Risk-Adjusted Performance

0 of 100

 
Low
 
High
Very Weak
Over the last 90 days Fitbit Inc has generated negative risk-adjusted returns adding no value to investors with long positions. In spite of comparatively stable forward indicators, Fitbit is not utilizing all of its potentials. The newest stock price uproar, may contribute to short-horizon losses for the private investors.

Electro Sensors and Fitbit Volatility Contrast

   Predicted Return Density   
       Returns  

Pair Trading with Electro Sensors and Fitbit

The main advantage of trading using opposite Electro Sensors and Fitbit positions is that it hedges away some unsystematic risk. Because of two separate transactions, even if Electro Sensors position performs unexpectedly, Fitbit can make up some of the losses. Pair trading also minimizes risk from directional movements in the market.
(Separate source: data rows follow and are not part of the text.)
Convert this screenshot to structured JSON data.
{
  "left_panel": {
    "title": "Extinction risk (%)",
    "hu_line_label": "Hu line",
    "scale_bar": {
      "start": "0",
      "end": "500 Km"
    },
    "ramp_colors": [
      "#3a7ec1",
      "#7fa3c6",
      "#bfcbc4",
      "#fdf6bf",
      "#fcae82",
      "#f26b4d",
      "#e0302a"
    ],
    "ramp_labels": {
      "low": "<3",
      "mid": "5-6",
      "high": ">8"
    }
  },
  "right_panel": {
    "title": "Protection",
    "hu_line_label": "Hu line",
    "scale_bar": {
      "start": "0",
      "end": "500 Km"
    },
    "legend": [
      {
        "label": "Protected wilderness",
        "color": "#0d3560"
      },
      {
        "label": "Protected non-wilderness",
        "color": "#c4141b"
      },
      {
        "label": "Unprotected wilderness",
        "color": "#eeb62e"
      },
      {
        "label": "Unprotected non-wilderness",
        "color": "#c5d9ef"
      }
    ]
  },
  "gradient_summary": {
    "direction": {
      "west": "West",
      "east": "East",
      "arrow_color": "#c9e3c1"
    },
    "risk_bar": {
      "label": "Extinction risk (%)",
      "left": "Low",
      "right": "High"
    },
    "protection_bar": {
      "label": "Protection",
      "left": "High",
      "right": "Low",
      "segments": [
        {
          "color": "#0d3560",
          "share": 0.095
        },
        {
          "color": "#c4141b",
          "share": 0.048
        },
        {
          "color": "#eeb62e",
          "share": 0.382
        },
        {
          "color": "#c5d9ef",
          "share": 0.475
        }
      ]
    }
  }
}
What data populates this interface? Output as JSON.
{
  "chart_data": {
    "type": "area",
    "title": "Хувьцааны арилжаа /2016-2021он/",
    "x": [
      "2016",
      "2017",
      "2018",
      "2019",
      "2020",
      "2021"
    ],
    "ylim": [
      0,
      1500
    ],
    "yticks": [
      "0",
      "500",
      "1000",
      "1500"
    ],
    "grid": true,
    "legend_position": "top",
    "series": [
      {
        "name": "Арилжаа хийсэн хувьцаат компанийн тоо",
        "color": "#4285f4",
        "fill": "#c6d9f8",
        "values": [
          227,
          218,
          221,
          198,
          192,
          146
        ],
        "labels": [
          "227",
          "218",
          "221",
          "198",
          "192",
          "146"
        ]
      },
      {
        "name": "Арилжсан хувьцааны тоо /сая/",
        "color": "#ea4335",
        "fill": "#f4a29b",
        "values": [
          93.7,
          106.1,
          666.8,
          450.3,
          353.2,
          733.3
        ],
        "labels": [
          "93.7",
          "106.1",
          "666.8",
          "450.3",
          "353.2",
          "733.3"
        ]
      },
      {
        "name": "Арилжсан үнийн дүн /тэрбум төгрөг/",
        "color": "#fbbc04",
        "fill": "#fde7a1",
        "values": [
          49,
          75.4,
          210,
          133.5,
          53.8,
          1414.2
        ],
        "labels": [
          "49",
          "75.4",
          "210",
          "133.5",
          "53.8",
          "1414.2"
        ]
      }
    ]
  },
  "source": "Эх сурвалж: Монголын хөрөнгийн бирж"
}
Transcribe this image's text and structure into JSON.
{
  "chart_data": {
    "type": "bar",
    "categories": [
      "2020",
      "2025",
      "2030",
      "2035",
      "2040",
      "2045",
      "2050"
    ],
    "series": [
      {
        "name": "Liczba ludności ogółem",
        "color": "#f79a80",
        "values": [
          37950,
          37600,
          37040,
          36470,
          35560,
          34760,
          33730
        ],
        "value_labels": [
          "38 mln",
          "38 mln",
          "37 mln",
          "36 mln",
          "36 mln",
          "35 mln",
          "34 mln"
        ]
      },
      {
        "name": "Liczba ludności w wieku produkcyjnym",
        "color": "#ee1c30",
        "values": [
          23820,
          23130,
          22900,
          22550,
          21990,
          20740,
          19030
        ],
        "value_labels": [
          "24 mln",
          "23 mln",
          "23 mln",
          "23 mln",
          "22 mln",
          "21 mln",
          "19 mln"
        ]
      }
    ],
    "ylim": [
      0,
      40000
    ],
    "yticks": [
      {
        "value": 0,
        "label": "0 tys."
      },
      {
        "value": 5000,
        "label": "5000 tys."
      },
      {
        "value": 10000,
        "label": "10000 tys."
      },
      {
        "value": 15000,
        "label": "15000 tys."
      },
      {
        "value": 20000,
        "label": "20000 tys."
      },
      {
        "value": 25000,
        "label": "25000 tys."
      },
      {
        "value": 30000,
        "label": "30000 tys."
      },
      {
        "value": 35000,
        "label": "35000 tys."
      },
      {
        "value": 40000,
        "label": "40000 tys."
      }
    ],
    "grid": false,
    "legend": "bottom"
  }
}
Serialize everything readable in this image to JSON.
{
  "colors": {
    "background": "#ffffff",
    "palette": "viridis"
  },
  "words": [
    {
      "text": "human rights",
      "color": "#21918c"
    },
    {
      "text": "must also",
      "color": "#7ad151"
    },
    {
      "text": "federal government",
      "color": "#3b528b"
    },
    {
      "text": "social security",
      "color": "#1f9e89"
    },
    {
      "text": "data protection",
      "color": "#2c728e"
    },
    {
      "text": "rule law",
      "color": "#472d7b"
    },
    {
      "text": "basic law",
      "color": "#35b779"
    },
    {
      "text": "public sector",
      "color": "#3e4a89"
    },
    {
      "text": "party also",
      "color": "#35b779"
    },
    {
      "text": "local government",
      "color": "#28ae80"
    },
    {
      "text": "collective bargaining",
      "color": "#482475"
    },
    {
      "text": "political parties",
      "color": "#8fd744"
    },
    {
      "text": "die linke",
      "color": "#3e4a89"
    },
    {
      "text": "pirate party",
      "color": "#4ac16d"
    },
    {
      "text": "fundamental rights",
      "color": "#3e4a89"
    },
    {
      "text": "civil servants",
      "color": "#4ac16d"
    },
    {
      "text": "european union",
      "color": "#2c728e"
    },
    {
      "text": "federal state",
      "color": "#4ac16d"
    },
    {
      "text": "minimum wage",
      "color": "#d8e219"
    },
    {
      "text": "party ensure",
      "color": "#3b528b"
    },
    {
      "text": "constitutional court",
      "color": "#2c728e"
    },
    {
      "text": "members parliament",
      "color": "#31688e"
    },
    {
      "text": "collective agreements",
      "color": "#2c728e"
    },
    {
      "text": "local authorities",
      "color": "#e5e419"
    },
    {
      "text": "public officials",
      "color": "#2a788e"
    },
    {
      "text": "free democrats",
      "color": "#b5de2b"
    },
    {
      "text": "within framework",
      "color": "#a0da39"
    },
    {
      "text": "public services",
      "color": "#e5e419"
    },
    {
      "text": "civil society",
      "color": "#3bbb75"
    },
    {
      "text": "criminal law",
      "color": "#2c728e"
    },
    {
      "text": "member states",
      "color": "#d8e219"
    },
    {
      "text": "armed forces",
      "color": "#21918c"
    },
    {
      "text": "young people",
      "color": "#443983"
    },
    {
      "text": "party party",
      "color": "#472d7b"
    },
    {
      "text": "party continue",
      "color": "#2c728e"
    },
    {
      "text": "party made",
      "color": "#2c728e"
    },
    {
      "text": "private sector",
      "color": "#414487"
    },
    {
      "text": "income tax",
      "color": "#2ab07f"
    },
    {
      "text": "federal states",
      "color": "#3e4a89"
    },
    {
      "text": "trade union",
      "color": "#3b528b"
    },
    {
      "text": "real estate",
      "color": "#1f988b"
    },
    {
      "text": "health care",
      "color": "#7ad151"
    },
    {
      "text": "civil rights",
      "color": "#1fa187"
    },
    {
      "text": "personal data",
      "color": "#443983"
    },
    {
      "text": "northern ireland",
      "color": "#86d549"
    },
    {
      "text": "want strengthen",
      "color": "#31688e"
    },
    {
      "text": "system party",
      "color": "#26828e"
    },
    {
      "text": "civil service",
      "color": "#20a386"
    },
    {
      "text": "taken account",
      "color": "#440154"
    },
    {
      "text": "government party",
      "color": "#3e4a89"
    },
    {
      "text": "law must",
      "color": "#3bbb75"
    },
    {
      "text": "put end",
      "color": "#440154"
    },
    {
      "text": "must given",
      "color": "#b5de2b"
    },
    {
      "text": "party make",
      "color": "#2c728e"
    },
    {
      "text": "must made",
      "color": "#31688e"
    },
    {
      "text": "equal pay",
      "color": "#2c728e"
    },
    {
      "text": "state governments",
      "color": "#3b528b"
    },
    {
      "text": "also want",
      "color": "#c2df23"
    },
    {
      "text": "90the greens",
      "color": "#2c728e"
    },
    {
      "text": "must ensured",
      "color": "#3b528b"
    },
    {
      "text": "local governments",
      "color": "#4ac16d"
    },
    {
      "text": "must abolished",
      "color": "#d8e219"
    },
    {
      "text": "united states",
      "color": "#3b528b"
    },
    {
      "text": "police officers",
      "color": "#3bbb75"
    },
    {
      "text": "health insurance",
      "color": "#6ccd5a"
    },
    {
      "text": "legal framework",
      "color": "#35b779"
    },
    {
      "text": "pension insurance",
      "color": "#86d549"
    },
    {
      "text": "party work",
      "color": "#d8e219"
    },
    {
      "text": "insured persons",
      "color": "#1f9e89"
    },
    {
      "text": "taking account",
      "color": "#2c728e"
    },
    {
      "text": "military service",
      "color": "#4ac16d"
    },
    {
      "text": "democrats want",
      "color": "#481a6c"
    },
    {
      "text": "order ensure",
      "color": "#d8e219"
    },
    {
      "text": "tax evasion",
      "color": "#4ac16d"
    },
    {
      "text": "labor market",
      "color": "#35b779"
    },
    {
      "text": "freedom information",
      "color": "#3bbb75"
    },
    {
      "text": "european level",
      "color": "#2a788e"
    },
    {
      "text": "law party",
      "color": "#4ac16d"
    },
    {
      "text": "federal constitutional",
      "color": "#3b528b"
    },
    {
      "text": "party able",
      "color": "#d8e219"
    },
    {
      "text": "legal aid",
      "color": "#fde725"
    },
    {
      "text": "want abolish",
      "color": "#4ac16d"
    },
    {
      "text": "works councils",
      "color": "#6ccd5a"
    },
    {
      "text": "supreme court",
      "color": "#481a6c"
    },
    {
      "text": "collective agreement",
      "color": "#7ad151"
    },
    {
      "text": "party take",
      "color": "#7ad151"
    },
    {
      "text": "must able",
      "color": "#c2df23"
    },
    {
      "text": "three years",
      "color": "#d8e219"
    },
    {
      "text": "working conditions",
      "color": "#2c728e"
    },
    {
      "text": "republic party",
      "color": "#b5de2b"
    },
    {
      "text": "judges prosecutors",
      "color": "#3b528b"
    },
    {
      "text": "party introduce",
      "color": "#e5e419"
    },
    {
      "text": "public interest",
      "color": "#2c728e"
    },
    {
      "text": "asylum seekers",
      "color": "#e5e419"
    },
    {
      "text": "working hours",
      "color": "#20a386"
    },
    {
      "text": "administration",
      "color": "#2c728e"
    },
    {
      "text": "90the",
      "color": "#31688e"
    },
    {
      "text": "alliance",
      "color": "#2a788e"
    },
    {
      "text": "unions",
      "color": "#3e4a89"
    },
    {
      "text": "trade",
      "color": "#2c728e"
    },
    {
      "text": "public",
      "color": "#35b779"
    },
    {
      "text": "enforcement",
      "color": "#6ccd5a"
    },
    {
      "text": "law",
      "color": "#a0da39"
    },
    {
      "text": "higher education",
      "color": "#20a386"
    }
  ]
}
For example, if an entire industry or sector drops because of unexpected headlines, the short position in Fitbit will offset losses from the drop in Fitbit's long position.
The idea behind Electro Sensors and Fitbit Inc pairs trading is to make the combined position market-neutral, meaning the overall market's direction will not affect its win or loss (or potential downside or upside). This can be achieved by designing a pairs trade with two highly correlated stocks or equities that operate in a similar space or sector, making it possible to obtain profits through simple and relatively low-risk investment.
Check out your portfolio center.
Note that this page's information should be used as a complementary analysis to find the right mix of equity instruments to add to your existing portfolios or create a brand new portfolio. You can also try the Portfolio Backtesting module to avoid under-diversification and over-optimization by backtesting your portfolios.